Since I was appointed to my first job in 1967 until today, my social circle has, for obvious reasons, included a lot of other academics. Amongst these, as well as amongst the dozens and dozens of university people I have come across professionally, I have been friends with, run into, or been part of the same events as, not a few Marxists and other kinds of socialist, other anti-capitalist radicals. Now that I'm retired I see fewer people from a university milieu than I used to, but I believe it still to be the case that academics of the sorts of persuasion I've just listed can be found in British universities and those of other democratic nations.
One of the Marxists I knew somewhat back in the day was Terry Eagleton. Terry concludes a piece on Rousseau in today's Guardian by saying:
Universities are no longer educational in any sense of the word that Rousseau would have recognised. Instead, they have become unabashed instruments of capital.
It's another version of a claim he's made before.
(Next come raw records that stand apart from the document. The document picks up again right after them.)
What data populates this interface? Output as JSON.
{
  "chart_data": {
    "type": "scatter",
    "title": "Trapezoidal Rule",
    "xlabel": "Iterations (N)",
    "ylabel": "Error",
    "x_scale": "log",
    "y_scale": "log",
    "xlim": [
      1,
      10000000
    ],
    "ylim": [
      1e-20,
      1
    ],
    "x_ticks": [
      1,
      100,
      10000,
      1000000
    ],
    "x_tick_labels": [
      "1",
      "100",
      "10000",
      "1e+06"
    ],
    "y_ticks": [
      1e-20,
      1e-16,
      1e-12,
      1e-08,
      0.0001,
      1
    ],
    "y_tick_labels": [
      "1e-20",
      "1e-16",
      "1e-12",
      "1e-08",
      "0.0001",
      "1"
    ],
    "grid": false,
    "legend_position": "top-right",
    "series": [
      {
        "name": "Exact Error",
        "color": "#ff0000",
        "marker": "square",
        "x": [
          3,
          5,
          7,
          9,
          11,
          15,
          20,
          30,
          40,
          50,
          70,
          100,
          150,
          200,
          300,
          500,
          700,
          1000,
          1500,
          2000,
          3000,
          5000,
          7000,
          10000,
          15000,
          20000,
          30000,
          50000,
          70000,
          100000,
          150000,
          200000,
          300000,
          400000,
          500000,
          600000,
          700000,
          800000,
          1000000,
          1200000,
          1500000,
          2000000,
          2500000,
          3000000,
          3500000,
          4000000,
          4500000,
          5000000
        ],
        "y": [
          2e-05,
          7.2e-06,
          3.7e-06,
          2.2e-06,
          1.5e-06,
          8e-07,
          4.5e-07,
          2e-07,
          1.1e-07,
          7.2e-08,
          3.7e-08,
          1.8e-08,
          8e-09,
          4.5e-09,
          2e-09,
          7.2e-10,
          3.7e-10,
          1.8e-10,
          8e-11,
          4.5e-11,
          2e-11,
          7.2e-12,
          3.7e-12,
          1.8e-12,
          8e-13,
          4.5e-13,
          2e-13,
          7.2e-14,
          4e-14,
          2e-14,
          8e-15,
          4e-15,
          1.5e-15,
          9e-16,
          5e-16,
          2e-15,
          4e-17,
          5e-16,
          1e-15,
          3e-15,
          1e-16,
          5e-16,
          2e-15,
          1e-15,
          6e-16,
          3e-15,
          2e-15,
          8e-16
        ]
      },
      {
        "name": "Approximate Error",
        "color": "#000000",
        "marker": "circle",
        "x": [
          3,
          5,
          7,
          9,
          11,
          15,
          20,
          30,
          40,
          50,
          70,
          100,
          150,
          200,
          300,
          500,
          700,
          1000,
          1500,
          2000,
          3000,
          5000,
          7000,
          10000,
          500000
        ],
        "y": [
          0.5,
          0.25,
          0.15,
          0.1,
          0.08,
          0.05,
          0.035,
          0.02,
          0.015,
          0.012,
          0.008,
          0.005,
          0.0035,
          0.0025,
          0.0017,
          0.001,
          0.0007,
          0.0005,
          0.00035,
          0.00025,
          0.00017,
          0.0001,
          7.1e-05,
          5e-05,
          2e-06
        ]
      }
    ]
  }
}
In capitalist societies, universities undoubtedly will reflect the needs of the capitalist economy to some very large extent. But 'unabashed instruments'? If this were truly so, why would all these Marxists and such be free to pursue their research and teach in the (more or less) free universities of the Western world? I suppose one might try, in response, some variant of Marcusian 'repressive tolerance'. But it was a duff thesis back then, and it's the same thing now. Intellectual tolerance is a great boon and its absence a blight and an oppression. If universities in democratic countries were really unabashed instruments of capital, they would be worse institutions than they are. As the saying nearly is, be careful what you portray.